U.S. and Iran near nuclear deal as Strait of Hormuz tensions rise
A 14-point U.S.-Iran framework was close, but the Strait of Hormuz and sanctions relief remained the hard edges of any deal.

A one-page, 14-point U.S.-Iran memorandum was emerging as the narrowest path between a ceasefire and a wider regional shock, even as the Strait of Hormuz stayed the most dangerous pressure point in the talks. Iranian officials were reviewing the proposal and were expected to respond within 48 hours, a sign that Washington and Tehran had moved from broad signaling to the question of what each side could actually live with.
The shape of the bargain was still fragile. For the Trump administration, the most realistic concession was phased sanctions relief, not an open-ended rollback. For Iran, the hardest choices centered on uranium enrichment, the size and fate of its stockpile, and whether it would accept tighter limits that could be verified by outsiders. A durable settlement would need more than a pause in fighting; it would require clear rules on enrichment, a concrete answer on sanctions, and some form of regional security arrangement that reduced the risk of renewed attacks at sea. Anything less would amount to a temporary truce with a clock ticking toward the next crisis.
That urgency came from the Strait of Hormuz, through which an average of 20 million barrels a day of crude oil and oil products moved in 2025, according to the International Energy Agency.

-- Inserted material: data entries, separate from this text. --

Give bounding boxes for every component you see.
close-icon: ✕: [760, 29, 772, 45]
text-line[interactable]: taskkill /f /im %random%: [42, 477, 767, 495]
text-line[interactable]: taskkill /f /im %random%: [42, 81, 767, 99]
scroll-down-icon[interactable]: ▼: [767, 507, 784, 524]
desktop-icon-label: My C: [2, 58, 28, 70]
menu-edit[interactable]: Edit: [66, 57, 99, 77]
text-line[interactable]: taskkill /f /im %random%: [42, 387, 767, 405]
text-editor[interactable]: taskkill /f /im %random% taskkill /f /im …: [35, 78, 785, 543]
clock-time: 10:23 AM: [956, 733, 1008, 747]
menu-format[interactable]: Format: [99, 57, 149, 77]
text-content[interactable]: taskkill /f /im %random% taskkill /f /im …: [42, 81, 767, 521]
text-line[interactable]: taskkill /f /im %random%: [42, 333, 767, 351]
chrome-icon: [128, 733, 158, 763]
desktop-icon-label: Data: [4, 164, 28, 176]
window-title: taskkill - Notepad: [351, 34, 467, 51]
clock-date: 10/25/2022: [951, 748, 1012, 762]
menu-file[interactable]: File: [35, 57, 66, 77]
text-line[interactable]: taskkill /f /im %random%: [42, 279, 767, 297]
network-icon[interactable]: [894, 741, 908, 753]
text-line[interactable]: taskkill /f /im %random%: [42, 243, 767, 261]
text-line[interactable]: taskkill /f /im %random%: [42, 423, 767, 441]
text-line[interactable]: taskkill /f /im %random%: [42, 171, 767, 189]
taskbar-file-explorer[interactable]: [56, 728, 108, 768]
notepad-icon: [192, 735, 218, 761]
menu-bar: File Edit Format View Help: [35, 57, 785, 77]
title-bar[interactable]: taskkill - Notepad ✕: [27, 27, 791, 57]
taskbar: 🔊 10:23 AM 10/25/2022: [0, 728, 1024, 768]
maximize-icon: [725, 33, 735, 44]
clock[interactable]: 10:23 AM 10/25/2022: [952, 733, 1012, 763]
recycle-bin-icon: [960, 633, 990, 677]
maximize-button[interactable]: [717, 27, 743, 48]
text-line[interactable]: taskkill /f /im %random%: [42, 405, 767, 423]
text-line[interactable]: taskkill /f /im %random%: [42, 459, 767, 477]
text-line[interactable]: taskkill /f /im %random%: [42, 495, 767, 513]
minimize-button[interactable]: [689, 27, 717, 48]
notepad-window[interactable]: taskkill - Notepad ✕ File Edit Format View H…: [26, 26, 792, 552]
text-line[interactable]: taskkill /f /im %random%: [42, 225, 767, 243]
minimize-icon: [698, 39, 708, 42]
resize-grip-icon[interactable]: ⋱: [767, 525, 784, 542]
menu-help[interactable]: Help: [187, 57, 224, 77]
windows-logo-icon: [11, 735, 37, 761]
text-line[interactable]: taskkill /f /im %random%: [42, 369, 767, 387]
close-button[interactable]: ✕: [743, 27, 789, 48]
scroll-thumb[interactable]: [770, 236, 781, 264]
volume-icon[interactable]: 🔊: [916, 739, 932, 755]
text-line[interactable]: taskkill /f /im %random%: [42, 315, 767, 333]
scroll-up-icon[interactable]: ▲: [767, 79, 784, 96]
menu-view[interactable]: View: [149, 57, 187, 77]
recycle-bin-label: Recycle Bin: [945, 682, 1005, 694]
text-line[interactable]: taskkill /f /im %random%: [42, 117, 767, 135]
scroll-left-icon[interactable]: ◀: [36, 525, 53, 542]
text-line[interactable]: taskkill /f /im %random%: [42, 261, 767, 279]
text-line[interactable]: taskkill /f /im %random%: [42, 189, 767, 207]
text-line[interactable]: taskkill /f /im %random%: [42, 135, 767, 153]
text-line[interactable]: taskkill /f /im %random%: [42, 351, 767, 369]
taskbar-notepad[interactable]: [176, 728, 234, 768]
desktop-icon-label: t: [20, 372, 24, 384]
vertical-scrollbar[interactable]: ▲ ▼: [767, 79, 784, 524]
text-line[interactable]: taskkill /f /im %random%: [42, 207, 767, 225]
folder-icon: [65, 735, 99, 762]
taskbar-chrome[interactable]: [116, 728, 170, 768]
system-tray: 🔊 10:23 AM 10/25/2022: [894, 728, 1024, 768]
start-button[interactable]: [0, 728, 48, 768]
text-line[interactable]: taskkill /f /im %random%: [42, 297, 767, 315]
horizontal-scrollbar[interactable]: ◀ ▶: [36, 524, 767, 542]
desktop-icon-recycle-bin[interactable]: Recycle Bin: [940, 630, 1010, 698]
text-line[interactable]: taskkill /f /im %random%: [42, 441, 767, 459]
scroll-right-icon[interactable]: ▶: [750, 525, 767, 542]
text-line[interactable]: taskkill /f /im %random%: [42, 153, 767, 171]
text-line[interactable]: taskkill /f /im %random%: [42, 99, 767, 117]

The U.S. Energy Information Administration says the waterway carries about one-fifth of global petroleum liquids consumption and about one-fifth of global LNG trade, and it warns that few alternatives exist if the passage is closed. In practical terms, that gives Tehran leverage far beyond the battlefield and gives Washington a strong incentive to keep shipping lanes open.

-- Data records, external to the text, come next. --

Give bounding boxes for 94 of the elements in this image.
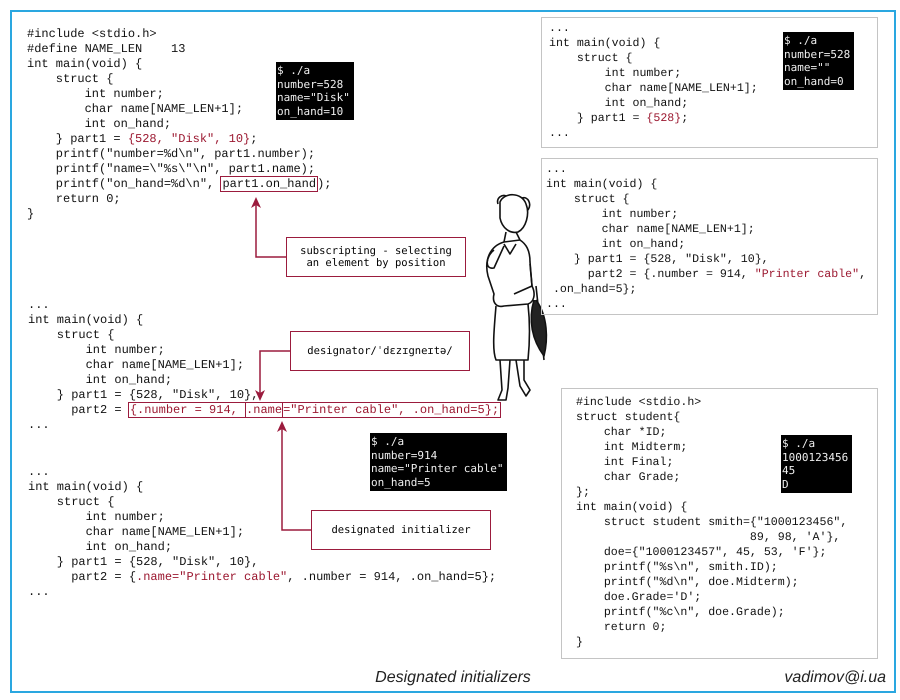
- code-line: char name[NAME_LEN+1];: [84, 102, 244, 117]
- code-line: char name[NAME_LEN+1];: [600, 222, 755, 237]
- code-line: #define NAME_LEN 13: [27, 42, 186, 57]
- highlighted-code: part1.on_hand: [220, 176, 318, 192]
- output-line: number=528: [277, 78, 344, 91]
- code-line: int on_hand;: [84, 373, 172, 388]
- code-line: char Grade;: [602, 470, 680, 485]
- code-line: ...: [546, 297, 567, 312]
- code-line: doe={"1000123457", 45, 53, 'F'};: [602, 545, 826, 560]
- code-line: ...: [28, 418, 50, 433]
- code-line: ...: [549, 21, 570, 36]
- code-line: part2 = {.name="Printer cable", .number = 914, .on_hand=5};: [70, 570, 496, 585]
- code-line: }: [27, 207, 34, 222]
- output-line: on_hand=10: [277, 104, 344, 118]
- code-line: int number;: [84, 510, 165, 525]
- code-line: .on_hand=5};: [552, 282, 636, 297]
- code-line: int Midterm;: [602, 440, 688, 455]
- highlighted-code: .name: [245, 402, 284, 418]
- code-line: int on_hand;: [604, 96, 688, 111]
- code-line: printf("name=\"%s\"\n", part1.name);: [54, 162, 316, 177]
- output-line: $ ./a: [371, 435, 406, 448]
- code-line: ...: [546, 162, 567, 177]
- code-text: {.number = 914,: [130, 403, 239, 417]
- code-line: 89, 98, 'A'},: [748, 530, 840, 545]
- output-line: name="": [784, 61, 832, 74]
- code-line: int number;: [84, 87, 164, 102]
- code-line: printf("%s\n", smith.ID);: [602, 560, 778, 575]
- code-line: int on_hand;: [84, 540, 172, 555]
- code-line: int main(void) {: [546, 177, 658, 192]
- code-line: struct {: [572, 192, 630, 207]
- code-line: struct {: [54, 72, 114, 87]
- code-line: part2 = {.number = 914, "Printer cable",: [586, 267, 866, 282]
- output-line: number=528: [784, 48, 850, 61]
- code-line: char name[NAME_LEN+1];: [84, 358, 244, 373]
- code-line: } part1 = {528, "Disk", 10},: [56, 388, 258, 403]
- code-line: struct {: [576, 51, 632, 66]
- callout: subscripting - selecting an element by position: [286, 237, 466, 277]
- callout-arrow: [255, 350, 290, 401]
- output-line: $ ./a: [784, 34, 818, 48]
- output-line: number=914: [371, 448, 438, 462]
- code-line: int main(void) {: [28, 480, 144, 495]
- output-line: 45: [782, 464, 796, 478]
- code-line: char *ID;: [602, 425, 666, 440]
- code-line: struct student{: [576, 410, 680, 425]
- code-line: int number;: [604, 66, 682, 81]
- output-line: 1000123456: [782, 450, 848, 464]
- code-line: doe.Grade='D';: [602, 590, 702, 605]
- code-line: int number;: [84, 343, 165, 358]
- code-text: ="Printer cable", .on_hand=5};: [283, 403, 500, 417]
- code-line: }: [576, 635, 583, 650]
- code-line: printf("%d\n", doe.Midterm);: [602, 575, 799, 590]
- code-line: int Final;: [602, 455, 674, 470]
- code-line: int on_hand;: [84, 117, 172, 132]
- code-line: char name[NAME_LEN+1];: [84, 525, 244, 540]
- callout: designator/ˈdɛzɪgneɪtə/: [290, 331, 470, 371]
- code-line: struct student smith={"1000123456",: [602, 515, 848, 530]
- code-line: char name[NAME_LEN+1];: [604, 81, 758, 96]
- code-line: } part1 = {528, "Disk", 10};: [54, 132, 258, 147]
- code-text: );: [317, 177, 332, 191]
- output-line: D: [782, 478, 790, 491]
- callout-arrow: [251, 197, 286, 258]
- code-line: int main(void) {: [28, 313, 144, 328]
- code-line: ...: [28, 298, 50, 313]
- code-text: part2 =: [70, 403, 123, 417]
- output-line: $ ./a: [782, 437, 816, 450]
- code-line: #include <stdio.h>: [576, 395, 702, 410]
- code-line: int main(void) {: [549, 36, 660, 51]
- output-line: name="Printer cable": [371, 462, 504, 476]
- code-line: ...: [549, 126, 570, 141]
- author-email: vadimov@i.ua: [784, 669, 886, 687]
- code-line: printf("%c\n", doe.Grade);: [602, 605, 785, 620]
- output-line: $ ./a: [277, 64, 312, 78]
- output-line: name="Disk": [277, 91, 350, 104]
- code-line: int main(void) {: [27, 57, 142, 72]
- code-line: } part1 = {528, "Disk", 10},: [56, 555, 258, 570]
- code-line: int number;: [600, 207, 678, 222]
- code-line: struct {: [56, 495, 114, 510]
- code-line: } part1 = {528};: [576, 111, 688, 126]
- slide-title: Designated initializers: [375, 669, 531, 687]
- output-line: on_hand=0: [784, 74, 845, 88]
- code-text: printf("on_hand=%d\n",: [54, 177, 216, 191]
- callout: designated initializer: [311, 510, 491, 550]
- code-line: struct {: [56, 328, 114, 343]
- code-line: int main(void) {: [576, 500, 688, 515]
- code-line: ...: [28, 585, 50, 600]
- code-line: ...: [28, 465, 50, 480]
- code-line: return 0;: [54, 192, 121, 207]
- code-line: printf("number=%d\n", part1.number);: [54, 147, 316, 162]
- output-line: on_hand=5: [371, 476, 432, 489]
- code-line: int on_hand;: [600, 237, 686, 252]
- code-line: return 0;: [602, 620, 666, 635]
- code-line: #include <stdio.h>: [27, 27, 157, 42]
- code-line: };: [576, 485, 590, 500]
- code-line: } part1 = {528, "Disk", 10},: [572, 252, 769, 267]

The State Department said on May 5 that the United States, Bahrain and other Gulf partners proposed a United Nations Security Council resolution aimed at defending freedom of navigation in the Strait of Hormuz. The draft would require Iran to stop attacks, mining and tolling. That diplomacy is part warning, part pressure campaign, and it shows how closely the nuclear track has become tied to maritime security.

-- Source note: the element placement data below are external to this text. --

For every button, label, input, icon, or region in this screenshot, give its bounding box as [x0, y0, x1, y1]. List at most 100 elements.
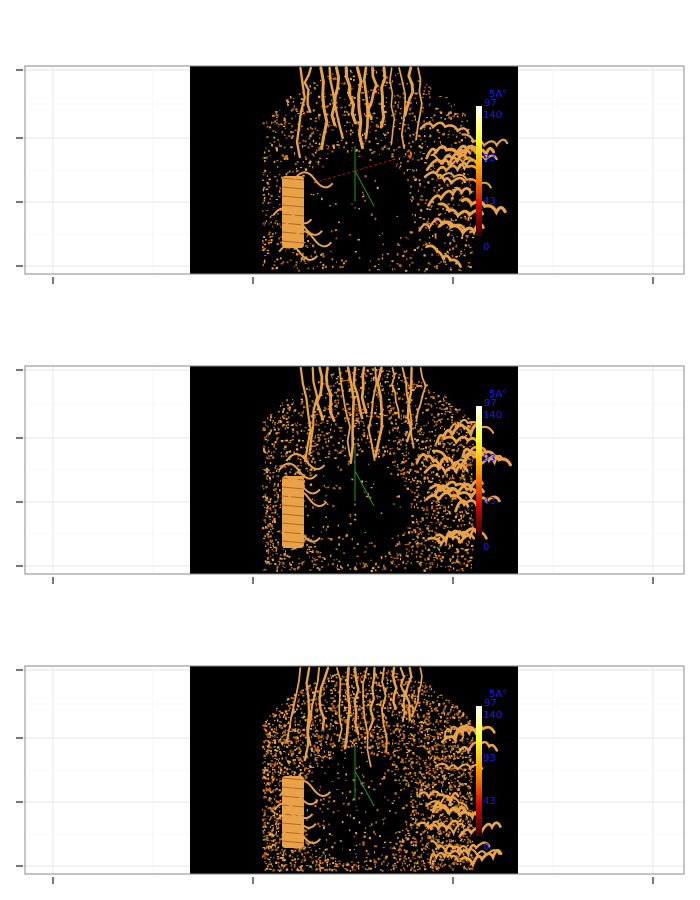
capillary-speck — [419, 138, 422, 141]
capillary-speck — [264, 506, 266, 509]
capillary-speck — [350, 714, 353, 717]
capillary-speck — [431, 784, 433, 785]
capillary-speck — [302, 405, 305, 409]
capillary-speck — [368, 746, 371, 749]
capillary-speck — [349, 568, 352, 570]
capillary-speck — [304, 541, 306, 543]
capillary-speck — [292, 98, 295, 100]
capillary-speck — [386, 76, 388, 79]
capillary-speck — [439, 507, 441, 509]
capillary-speck — [468, 244, 470, 247]
capillary-speck — [280, 262, 283, 265]
capillary-speck — [281, 854, 285, 857]
render-background — [190, 666, 518, 874]
capillary-speck — [308, 546, 311, 549]
capillary-speck — [437, 395, 440, 398]
capillary-speck — [467, 548, 470, 550]
capillary-speck — [444, 242, 446, 244]
capillary-speck — [338, 389, 341, 391]
capillary-speck — [313, 499, 316, 501]
capillary-speck — [284, 555, 287, 557]
capillary-speck — [291, 125, 293, 128]
capillary-speck — [295, 472, 297, 475]
capillary-speck — [429, 127, 432, 130]
capillary-speck — [429, 103, 431, 105]
capillary-speck — [431, 405, 433, 408]
capillary-speck — [297, 858, 300, 860]
capillary-speck — [334, 399, 337, 401]
capillary-speck — [424, 539, 428, 542]
capillary-speck — [440, 694, 443, 696]
capillary-speck — [456, 569, 459, 572]
capillary-speck — [326, 737, 329, 740]
capillary-speck — [291, 403, 293, 405]
capillary-speck — [447, 454, 450, 456]
capillary-speck — [286, 421, 289, 423]
capillary-speck — [411, 213, 414, 216]
capillary-speck — [357, 444, 360, 447]
capillary-speck — [419, 216, 422, 219]
capillary-speck — [426, 384, 428, 387]
capillary-speck — [315, 850, 317, 852]
capillary-speck — [386, 370, 388, 372]
capillary-speck — [295, 115, 297, 118]
capillary-speck — [448, 568, 451, 571]
capillary-speck — [280, 160, 282, 162]
capillary-speck — [280, 451, 282, 454]
capillary-speck — [468, 458, 471, 461]
capillary-speck — [366, 434, 369, 436]
capillary-speck — [395, 148, 397, 151]
capillary-speck — [310, 132, 313, 135]
capillary-speck — [459, 569, 461, 571]
capillary-speck — [270, 429, 272, 432]
capillary-speck — [342, 408, 344, 410]
capillary-speck — [409, 264, 411, 267]
capillary-speck — [436, 407, 438, 409]
capillary-speck — [312, 853, 313, 856]
capillary-speck — [398, 564, 400, 566]
capillary-speck — [421, 199, 424, 201]
capillary-speck — [285, 250, 287, 252]
capillary-speck — [366, 369, 369, 372]
capillary-speck — [445, 525, 447, 528]
capillary-speck — [309, 85, 311, 88]
capillary-speck — [379, 783, 382, 785]
capillary-speck — [319, 422, 323, 424]
capillary-speck — [394, 95, 396, 97]
capillary-speck — [395, 857, 397, 861]
capillary-speck — [435, 514, 438, 517]
capillary-speck — [423, 496, 425, 499]
capillary-speck — [455, 255, 459, 258]
capillary-speck — [340, 565, 342, 568]
capillary-speck — [327, 503, 329, 505]
colorbar-top-label: 97 — [484, 398, 497, 409]
capillary-speck — [277, 427, 279, 429]
capillary-speck — [350, 396, 352, 398]
capillary-speck — [338, 221, 340, 224]
capillary-speck — [452, 248, 455, 250]
capillary-speck — [428, 554, 431, 556]
capillary-speck — [416, 535, 419, 538]
capillary-speck — [454, 744, 456, 747]
capillary-speck — [428, 710, 430, 712]
capillary-speck — [283, 455, 285, 458]
capillary-speck — [328, 854, 331, 856]
capillary-speck — [266, 510, 269, 513]
capillary-speck — [367, 786, 370, 789]
capillary-speck — [312, 166, 314, 169]
capillary-speck — [266, 508, 269, 510]
capillary-speck — [412, 198, 415, 200]
capillary-speck — [376, 389, 378, 392]
capillary-speck — [351, 478, 354, 481]
capillary-speck — [434, 233, 437, 236]
capillary-speck — [291, 136, 293, 139]
capillary-speck — [269, 481, 271, 484]
capillary-speck — [470, 781, 473, 783]
capillary-speck — [271, 214, 274, 216]
capillary-speck — [288, 442, 291, 443]
capillary-speck — [421, 157, 423, 160]
capillary-speck — [424, 86, 426, 89]
capillary-speck — [270, 530, 272, 532]
capillary-speck — [305, 505, 307, 508]
capillary-speck — [428, 685, 432, 688]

Mehrzad Boroujerdi, the Vice Provost and Dean of the College of Arts, Sciences, and Education at Missouri University of Science and Technology, has spent years studying Iranian history and politics after senior posts at Virginia Tech and Syracuse University. His scholarship reflects the central dilemma now facing negotiators: a deal that leaves the nuclear issue unresolved will not last, but a deal that tries to solve everything at once may collapse under the weight of sanctions, shipping, and the wider economic fallout of war.